Observability🔗
RSigma is built on tracing plus the prometheus crate. Every meaningful event in the daemon and CLI lands on one of:
- A
tracingevent (info, warning, error, debug, or trace) on stderr. - A Prometheus counter, gauge, or histogram exposed on
/metrics(daemon only).
This page covers the four observability surfaces you actually operate on: the log subscriber and its format, the RUST_LOG filter targets that surface specific concerns (NATS lifecycle, dynamic sources, hot-reload, HTTP requests, correlation memory pressure), what to scrape with Prometheus, and how to recognize the most useful tracing spans.
Log format and verbosity🔗
The daemon always emits structured JSON to stderr. The other commands (engine eval, rule lint, rule validate, backend convert, pipeline resolve) default to human-readable stdout/stderr output with no structured logs. Opt into a tracing subscriber for them with --log-format:
rsigma --log-format json rule validate rules/ -p pipelines/ecs.yml
rsigma --log-format text engine eval -r rules/ -e @events.ndjson
| Value | What it does |
|---|---|
json | Structured JSON, one object per line. Same shape the daemon always emits. |
text | Human-readable text with ANSI colors when stderr is a TTY. |
--log-format adds the diagnostic-log stream alongside the existing stdout/stderr output; it never replaces them. So rsigma --log-format json engine eval ... still prints the MatchResult lines to stdout exactly as before; the JSON log lines arrive on stderr.
Verbosity is controlled by the standard RUST_LOG environment variable (tracing_subscriber::EnvFilter). The default is info. The flag has no effect on engine daemon, which is always JSON.
RUST_LOG filter targets🔗
Every emitted event carries a target field naming the module that produced it. Use that to narrow RUST_LOG to the area you care about:
| Target | What it surfaces | When to enable above info |
|---|---|---|
rsigma::daemon::server | Daemon lifecycle: rule load, API server bind, source start, sink start, shutdown drain. | Always at info.

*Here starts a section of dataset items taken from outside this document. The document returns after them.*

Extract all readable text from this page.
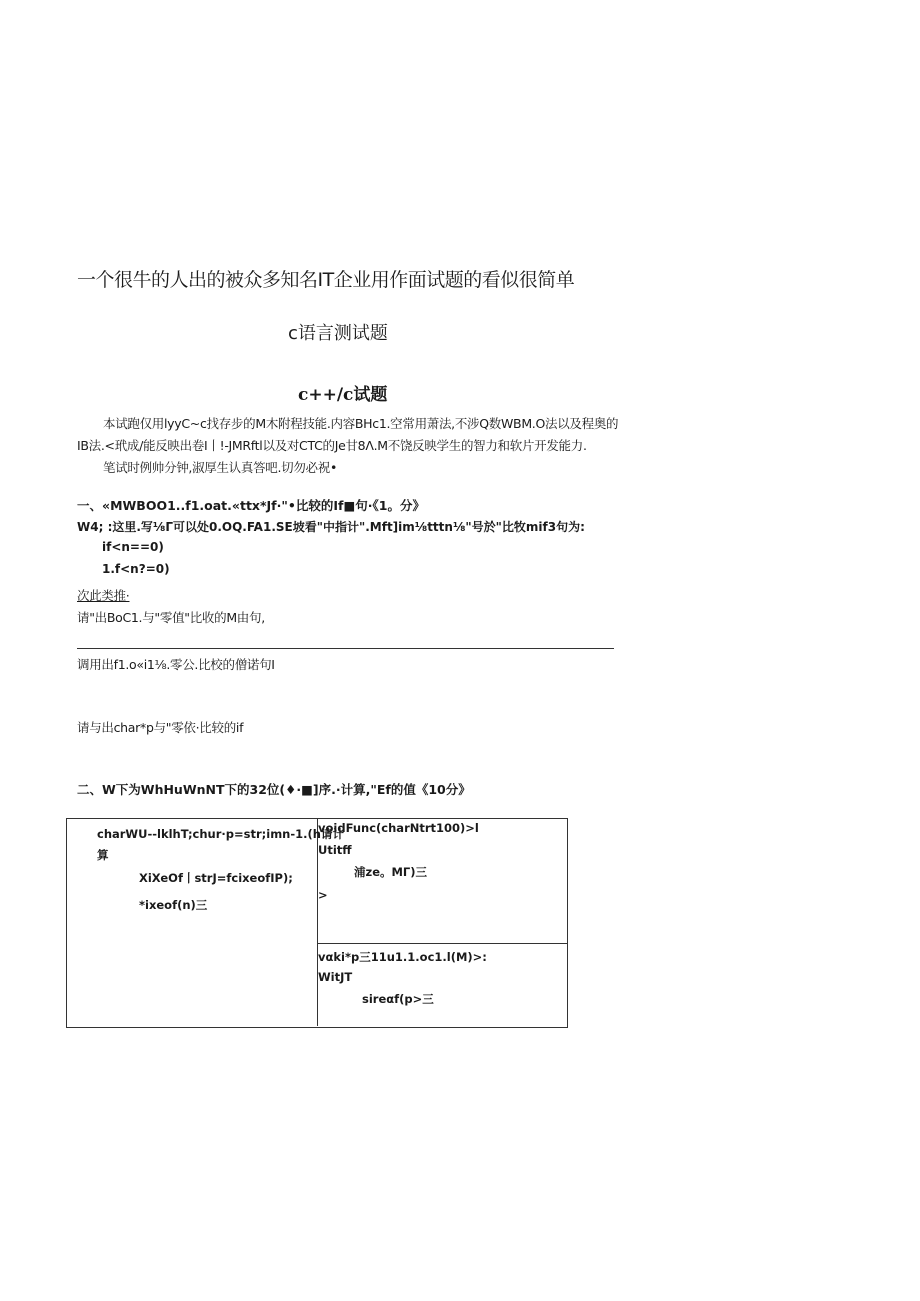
一个很牛的人出的被众多知名IT企业用作面试题的看似很简单
c语言测试题
c++/c试题
本试跑仅用lyyC~c找存步的M木附程技能.内容BHc1.空常用萧法,不涉Q数WBM.O法以及程奥的
IB法.<玳成/能反映出卷I丨!-JMRftl以及对CTC的Je甘8Λ.M不饶反映学生的智力和软片开发能力.
笔试时例帅分钟,淑厚生认真答吧.切勿必祝•
一、«MWBOO1..f1.oat.«ttx*Jf·"•比较的If■句·《1。分》
W4; :这里.写⅛Γ可以处0.OQ.FA1.SE坡看"中指计".Mft]im⅛tttn⅛"号於"比牧mif3句为:
if<n==0)
1.f<n?=0)
次此类推·
请"出BoC1.与"零值"比收的M由句,
调用出f1.o«i1⅛.零公.比校的僧诺句I
请与出char*p与"零依·比较的if
二、W下为WhHuWnNT下的32位(♦·■]序.·计算,"Ef的值《10分》
charWU--lklhT;chur·p=str;imn-1.(h请计
算
XiXeOf丨strJ=fcixeofIP);
*ixeof(n)三
voidFunc(charNtrt100)>l
Utitff
浦ze。ΜΓ)三
>
vαki*p三11u1.1.oc1.l(M)>:
WitJT
sireαf(p>三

Drop to debug only when chasing startup ordering bugs. |
rsigma::daemon::reload | File watcher for rules and pipelines, reload triggers, atomic engine swap. | debug when investigating "my rule change is not picked up". |
rsigma::daemon::health | Readiness state transitions (/readyz flipping 200 ↔ 503). | debug if liveness probes flap. |
rsigma_runtime::engine | Rules + pipeline load, swap, recompile timing. | debug to confirm the engine swap path during hot-reload. |
rsigma_runtime::sources | Per-source fetches (HTTP, file, command, NATS), cache hits and misses, parse failures. | debug when a dynamic source is misbehaving. |
rsigma_runtime::sources::refresh | Scheduled refresh ticks for interval-based sources. | debug to see refresh cadence; usually noisy. |
rsigma_eval::correlation_engine | Correlation state pressure (max_state_entries evictions), correlation matches. | warn is enough in practice; the eviction message is what you actually want to alert on. |
rsigma_eval::engine | Cross-rule AC index limits, bloom-filter sizing. Static one-shot warnings. | warn. |
async_nats::connector | NATS connect/disconnect/reconnect lifecycle. Appears with daemon-nats enabled. | debug to trace transient connection drops; info is enough for steady-state. |
async_nats | NATS event-stream messages (event: connected, event: closed). | Same. |
tower_http::trace::on_request and tower_http::trace::on_response | Per-request HTTP access logs for the /api/v1/*, /metrics, /v1/logs endpoints. | debug for an access log; off in production unless debugging. |
A few combinations that come up often in practice:
# Quiet production daemon: only warnings and above, but keep INFO for the
# daemon's own lifecycle messages so the boot sequence stays readable.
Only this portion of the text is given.